Brompton2Is it important to have the parents in the class? 

This is a question we have been asked many times.   We have taught with and without parents present and prefer to have them integrated into the class with the children.  In fact we love having classes with a parent/carer for each child.  There are many reasons why, here are just a few:

A parent/carer can

  • manage their child, help them with over-brimming emotions,
  • help their child to organise props and instruments and play the games with them,
  • take the child to the bathroom if necessary,
  • interpret instructions if they know that their child did not understand,
  • learn new songs and musical activities to do at home,
  • discover surprising things about their child that they didn’t know before,
  • give you valuable information about their child,
  • advocate for their child e g “Robbie hasn’t had a turn today.”

What’s more, we get to work with interesting new people who love children as much as we do.

Obviously, there are times when the parents/carers are not with their children, such as childcare, nursery school or kindergarten.  In those settings there are often several adults ready to care for the child’s needs and there are regulations about child-staff ratios.

So yes, you can run very successful music classes without the parents present as long as you do have at least one other adult generally available.   You should not be left alone with a group of young children – you never know when you might need an extra adult to think and act quickly.  Of course children with special needs will need to have a carer dedicated to them.

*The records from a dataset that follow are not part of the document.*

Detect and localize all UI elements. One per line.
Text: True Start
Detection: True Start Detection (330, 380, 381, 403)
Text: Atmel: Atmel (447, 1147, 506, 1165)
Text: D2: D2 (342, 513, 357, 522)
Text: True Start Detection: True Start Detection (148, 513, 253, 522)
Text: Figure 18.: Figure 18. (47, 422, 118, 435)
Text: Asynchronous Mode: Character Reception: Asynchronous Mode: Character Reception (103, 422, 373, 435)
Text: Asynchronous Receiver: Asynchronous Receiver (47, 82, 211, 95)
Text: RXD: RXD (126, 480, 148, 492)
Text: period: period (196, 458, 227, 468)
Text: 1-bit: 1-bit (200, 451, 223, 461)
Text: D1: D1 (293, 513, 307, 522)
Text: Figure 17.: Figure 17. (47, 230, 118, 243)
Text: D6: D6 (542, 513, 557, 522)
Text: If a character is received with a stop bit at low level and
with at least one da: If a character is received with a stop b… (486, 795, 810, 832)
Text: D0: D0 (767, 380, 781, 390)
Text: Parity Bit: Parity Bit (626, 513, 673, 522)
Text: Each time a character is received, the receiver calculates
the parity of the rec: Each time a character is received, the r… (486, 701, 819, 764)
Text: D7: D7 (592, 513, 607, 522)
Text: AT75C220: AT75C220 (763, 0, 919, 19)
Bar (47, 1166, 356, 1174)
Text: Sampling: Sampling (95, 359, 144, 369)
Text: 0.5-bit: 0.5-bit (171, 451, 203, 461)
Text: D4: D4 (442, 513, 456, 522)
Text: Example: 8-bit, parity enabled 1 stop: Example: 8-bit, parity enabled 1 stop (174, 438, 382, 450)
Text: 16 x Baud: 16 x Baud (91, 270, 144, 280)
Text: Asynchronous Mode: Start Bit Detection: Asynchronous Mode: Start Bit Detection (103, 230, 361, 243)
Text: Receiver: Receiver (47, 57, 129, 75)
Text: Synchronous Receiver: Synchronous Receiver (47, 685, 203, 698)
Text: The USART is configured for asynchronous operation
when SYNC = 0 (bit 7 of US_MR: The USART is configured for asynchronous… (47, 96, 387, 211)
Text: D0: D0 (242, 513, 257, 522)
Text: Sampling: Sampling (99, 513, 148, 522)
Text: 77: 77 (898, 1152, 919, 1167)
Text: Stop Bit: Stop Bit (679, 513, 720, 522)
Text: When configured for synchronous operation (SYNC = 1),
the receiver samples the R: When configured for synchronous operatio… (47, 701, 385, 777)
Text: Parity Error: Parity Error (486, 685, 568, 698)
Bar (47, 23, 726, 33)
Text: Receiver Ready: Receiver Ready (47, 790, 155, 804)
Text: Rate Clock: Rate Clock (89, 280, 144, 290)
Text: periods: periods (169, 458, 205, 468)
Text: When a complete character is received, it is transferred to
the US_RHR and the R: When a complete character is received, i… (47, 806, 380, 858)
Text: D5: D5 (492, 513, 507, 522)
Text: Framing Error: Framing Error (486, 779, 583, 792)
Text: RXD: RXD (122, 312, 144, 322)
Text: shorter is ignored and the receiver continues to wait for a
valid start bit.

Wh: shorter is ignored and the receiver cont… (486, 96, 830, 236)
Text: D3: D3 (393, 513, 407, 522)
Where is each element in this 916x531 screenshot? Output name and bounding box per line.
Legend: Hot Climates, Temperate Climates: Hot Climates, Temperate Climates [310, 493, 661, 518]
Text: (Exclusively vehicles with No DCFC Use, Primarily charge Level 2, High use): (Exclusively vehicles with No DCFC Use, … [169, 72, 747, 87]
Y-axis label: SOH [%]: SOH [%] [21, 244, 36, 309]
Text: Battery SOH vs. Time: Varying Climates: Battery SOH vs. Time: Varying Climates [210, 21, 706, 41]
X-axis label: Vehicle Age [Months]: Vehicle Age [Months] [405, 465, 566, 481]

If you are an independent music teacher who visits a centre, it is desirable to write up a contract for the client/centre manager to sign, stating your working conditions, including not being left alone with the children. The wording could be something like this:

The client is responsible for the children who are participating in the activities and the regulation number of accredited adults representing the client must be in attendance and in charge for the full period of the presentation.

Ask for other adults to be an integral part of your music sessions.  Make sure they feel included – frequently use their names, ask them to hand out instruments, invite them to join in the games, make it fun for them to participate too.  Make it clear that you are in this together and that they are very important to the successful running of music lessons in their centre.   From the first time you enter, be a strong, warm, friendly, talented visitor to their centre so that the staff are always pleased to see you walk in.

If you have to work alone, limit the group size to very small, no more than five.  Have another adult within earshot or get yourself an apprentice.  Another alternative would be to run a musical playtime rather than a music lesson where you teach “from the chair”.  That way, you can attend to the children with special needs while you lightly supervise children who are playing together harmoniously with musical instruments, character toys and props from songs introduced earlier.

Whichever way you run your music sessions, make sure they happen regularly and often, preferably every day but at least once a week.  That way you can be sure they will take effect and contribute to the child’s growth.